Industry Surveys
Younger UHNW Investors Are Less Loyal, Have Higher Expectations Of Advisors - Research

Younger ultra high net worth investors are less likely to stick with their advisor in the long term if they aren't satisfied with how they are being served, warns George Walper, president of Spectrem.
Younger ultra high net worth investors are less likely to stick with their advisor in the long term if they aren't satisfied with how they are being served, warns George Walper, president of Spectrem.
“If they [younger investors] have been at a firm for a few years and don't think their advisor is a good fit, they'll just change,” Walper said, speaking about the research firm's Advisor Relationships and Changing Advice Requirements report – the UHNW edition. “Loyalty is nowhere near what it is among older people,” he told Family Wealth Report.
Spectrem said its research highlights the importance of forming relationships with UHNW investors while they are younger, and growing the relationship through providing interesting information and value-added recommendations designed specifically for them. The insights also resonate with findings from a report by Accenture last year, which suggested that Millennial investors are more conservative and less trusting of financial advisors than Baby Boomer and “Gen X” (aged 33-47) investors.

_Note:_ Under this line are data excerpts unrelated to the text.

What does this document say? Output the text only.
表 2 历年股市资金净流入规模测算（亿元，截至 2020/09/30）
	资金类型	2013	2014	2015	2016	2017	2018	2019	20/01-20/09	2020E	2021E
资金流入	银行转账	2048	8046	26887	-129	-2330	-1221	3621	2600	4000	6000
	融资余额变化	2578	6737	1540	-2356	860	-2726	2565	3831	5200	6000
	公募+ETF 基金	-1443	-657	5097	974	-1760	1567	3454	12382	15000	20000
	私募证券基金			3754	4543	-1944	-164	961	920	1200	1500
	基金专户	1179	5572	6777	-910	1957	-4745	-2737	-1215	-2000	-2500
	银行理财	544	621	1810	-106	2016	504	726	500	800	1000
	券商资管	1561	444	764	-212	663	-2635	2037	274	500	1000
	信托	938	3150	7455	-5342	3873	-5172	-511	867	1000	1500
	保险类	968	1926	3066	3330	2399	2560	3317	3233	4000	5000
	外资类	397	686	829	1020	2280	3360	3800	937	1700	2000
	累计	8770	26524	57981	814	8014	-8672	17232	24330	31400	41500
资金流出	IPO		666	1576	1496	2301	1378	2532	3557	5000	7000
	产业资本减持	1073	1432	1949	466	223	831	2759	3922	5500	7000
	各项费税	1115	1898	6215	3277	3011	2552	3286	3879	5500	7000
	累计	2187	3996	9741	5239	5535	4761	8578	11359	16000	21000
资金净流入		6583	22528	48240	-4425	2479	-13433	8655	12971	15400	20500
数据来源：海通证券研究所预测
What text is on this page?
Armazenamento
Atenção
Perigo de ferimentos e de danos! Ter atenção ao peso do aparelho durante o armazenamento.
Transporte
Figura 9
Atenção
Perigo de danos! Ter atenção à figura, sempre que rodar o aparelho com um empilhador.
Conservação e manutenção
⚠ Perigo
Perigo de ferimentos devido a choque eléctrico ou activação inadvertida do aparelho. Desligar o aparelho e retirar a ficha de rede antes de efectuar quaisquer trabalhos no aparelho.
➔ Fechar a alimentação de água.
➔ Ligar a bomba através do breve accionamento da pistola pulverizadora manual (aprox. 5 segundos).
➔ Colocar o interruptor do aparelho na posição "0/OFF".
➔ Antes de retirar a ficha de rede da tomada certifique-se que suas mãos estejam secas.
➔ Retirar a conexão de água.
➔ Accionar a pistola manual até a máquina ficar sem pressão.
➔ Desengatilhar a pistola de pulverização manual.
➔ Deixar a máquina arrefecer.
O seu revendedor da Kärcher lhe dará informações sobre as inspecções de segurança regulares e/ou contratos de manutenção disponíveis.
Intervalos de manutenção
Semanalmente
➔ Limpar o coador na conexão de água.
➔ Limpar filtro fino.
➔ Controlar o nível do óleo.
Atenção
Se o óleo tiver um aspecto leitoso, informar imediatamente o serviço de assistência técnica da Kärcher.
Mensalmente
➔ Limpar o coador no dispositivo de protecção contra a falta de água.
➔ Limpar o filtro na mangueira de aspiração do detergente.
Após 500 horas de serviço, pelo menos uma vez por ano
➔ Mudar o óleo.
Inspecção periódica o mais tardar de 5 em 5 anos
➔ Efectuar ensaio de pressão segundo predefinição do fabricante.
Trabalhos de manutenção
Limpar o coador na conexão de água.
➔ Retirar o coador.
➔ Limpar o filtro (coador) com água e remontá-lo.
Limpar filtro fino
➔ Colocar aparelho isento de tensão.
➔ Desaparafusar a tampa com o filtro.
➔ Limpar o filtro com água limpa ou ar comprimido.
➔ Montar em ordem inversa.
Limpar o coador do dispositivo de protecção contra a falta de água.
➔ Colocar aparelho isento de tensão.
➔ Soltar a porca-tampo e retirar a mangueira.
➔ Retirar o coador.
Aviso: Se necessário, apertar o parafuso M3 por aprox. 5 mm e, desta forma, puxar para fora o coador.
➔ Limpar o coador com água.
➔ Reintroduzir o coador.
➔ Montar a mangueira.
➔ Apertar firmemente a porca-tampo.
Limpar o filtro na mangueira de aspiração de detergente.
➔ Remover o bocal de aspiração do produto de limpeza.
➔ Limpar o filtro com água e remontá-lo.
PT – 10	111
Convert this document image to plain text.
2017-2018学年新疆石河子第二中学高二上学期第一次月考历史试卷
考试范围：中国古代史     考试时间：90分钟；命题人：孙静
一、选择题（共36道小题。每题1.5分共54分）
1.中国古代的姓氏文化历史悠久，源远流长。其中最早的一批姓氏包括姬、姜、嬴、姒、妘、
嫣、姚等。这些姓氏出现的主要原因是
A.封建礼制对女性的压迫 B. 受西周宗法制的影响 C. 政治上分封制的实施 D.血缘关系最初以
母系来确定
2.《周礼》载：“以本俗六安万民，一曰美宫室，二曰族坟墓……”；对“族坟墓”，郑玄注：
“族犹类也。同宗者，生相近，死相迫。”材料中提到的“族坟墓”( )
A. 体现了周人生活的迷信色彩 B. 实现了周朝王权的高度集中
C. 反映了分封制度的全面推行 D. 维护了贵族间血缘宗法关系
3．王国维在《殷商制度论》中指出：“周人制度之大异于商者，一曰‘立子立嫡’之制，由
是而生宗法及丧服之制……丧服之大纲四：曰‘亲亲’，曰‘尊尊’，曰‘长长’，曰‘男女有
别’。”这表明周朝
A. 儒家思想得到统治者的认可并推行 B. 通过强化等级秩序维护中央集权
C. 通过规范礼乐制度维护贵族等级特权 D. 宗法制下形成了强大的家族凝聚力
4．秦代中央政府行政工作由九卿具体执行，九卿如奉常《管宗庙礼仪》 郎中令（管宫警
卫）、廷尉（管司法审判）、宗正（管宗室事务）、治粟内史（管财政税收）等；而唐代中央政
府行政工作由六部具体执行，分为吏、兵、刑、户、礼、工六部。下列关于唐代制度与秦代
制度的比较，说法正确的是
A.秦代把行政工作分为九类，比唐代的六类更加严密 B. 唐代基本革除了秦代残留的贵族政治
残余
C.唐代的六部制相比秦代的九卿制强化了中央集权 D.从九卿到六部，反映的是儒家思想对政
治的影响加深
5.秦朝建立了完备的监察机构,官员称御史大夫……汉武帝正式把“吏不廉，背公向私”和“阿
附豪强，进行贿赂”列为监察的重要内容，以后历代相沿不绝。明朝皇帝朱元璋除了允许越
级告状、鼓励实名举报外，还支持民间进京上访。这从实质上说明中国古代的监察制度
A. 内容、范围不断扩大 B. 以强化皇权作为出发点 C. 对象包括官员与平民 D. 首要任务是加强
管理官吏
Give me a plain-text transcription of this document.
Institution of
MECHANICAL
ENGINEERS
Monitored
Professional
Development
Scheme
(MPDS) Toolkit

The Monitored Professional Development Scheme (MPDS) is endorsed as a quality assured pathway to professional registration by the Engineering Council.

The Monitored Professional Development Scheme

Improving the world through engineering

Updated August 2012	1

With fewer investors today likely to follow their advisor if they switch firms than was the case previously, Spectrem believes that financial advisors must reassess what their “value-add” proposition is for younger wealthy households. (With that said, it noted that there may be a higher tendency among the younger cohort to stay with the firm they are with to avoid the “hassle factor.”) Specifically, the firm anticipates that deeper content knowledge on more specialized products and services will become increasingly important.
Reinforcing this, the younger UHNW investors surveyed by the firm were less satisfied with their financial plan: those under the age of 49 logged an overall satisfaction level of 73 per cent, compared to 75 and 89 per cent among those aged 50-54 and 55-64, respectively, and 94 per cent among those over the age of 65. Somewhat unsurprisingly, then, they were also less upbeat when ranking specific financial products – as low as 67 per cent among those under the age of 49 compared to 91 per cent among those aged 65 and over. One reason for this could be linked to how young investors today are often very entrepreneurial-minded, with a stronger appetite for more “dynamic” products.